MB: Tell me about collaboration and why you consider this project collaborative.
KG: I see collaboration as teaming up to achieve shared goals where the collaborators are able to arrive at something deeper together than they would by tackling the shared goals separately. I think it can be loose or formal and not always mean that the identities of the collaborators are blurred, although that can certainly happen. I see it as working together— and in our case, working alongside each other.
There were areas of overlap in our visual instincts and processes and we have a lot of the same questions. In preparing for our show at Coleman Burke, it was really exciting to approach the show collaboratively—sharing resources, ideas, inspiration and energy—while building two separate bodies of work. It was a natural progression to work on the ’zine, mixing our collage material, and now this set of prints which came out of our conversations about printmaking, collage and your history of working with Wingate.
There is something about the nature of collaborating that seems to relate to both of our working processes and our interest in collage and recursion.
MB: I thought making that ’zine with you before our show in NYC was pretty pivotal. We had spent the months leading up to the ‘zine and show visiting one another’s studios and hashing issues we were having with our work. When we finally just rolled up our sleeves and made that little book of drawings it felt like we were using a different part of our brains. We were just doing what we do best— thinking and responding visually to one another on this level. While our prints are not quite in this vein, I see elements of our shared language in both the etchings. It’s exciting to me that it’s not something really obvious and that might take us some time to process the continued exchanged.
And one other thing about collaboration: print shops are collaborative places. You know, you work in your studio by yourself and then, in a print shop, you interact with people and they work with you towards a shared goal. It can be hard at first but you adjust. Then it’s such fun and such a gift.
How would you describe the areas where our work overlaps? What do you see as our common questions?

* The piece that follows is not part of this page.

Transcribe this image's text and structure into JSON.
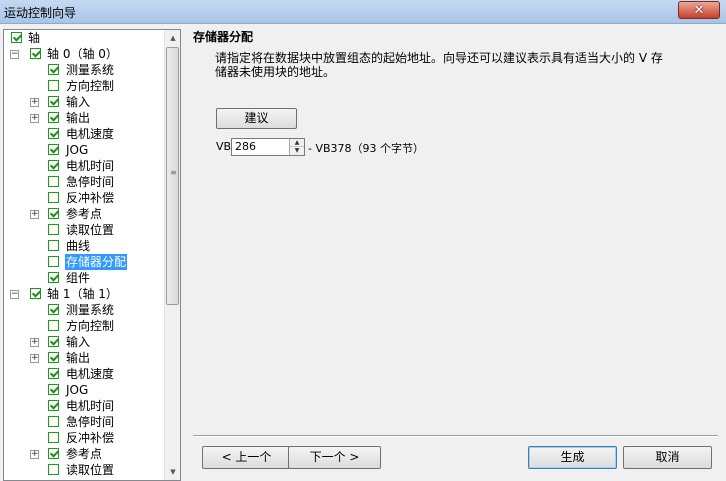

KG: We both generate drawings with the intent of using them as components to construct subsequent works. And then re-drawing these works. And then making paintings from those drawings— adding and subtracting the components, reinventing them or seeing the forms in different ways as the parts move around. That repetition of form and the process. I think your work become compact and layered with a back and forth of resting and movement. Mine seem to expand outwardly with a flatter space that is somehow confusing even though it is simple.
MB: We use the drawing and drawing components for very different outcomes. You move more freely between drawing and sculpture, while I definitely tend to keep things 2D. But we overlap in our approach, which is often pretty intuitive and, well, messy.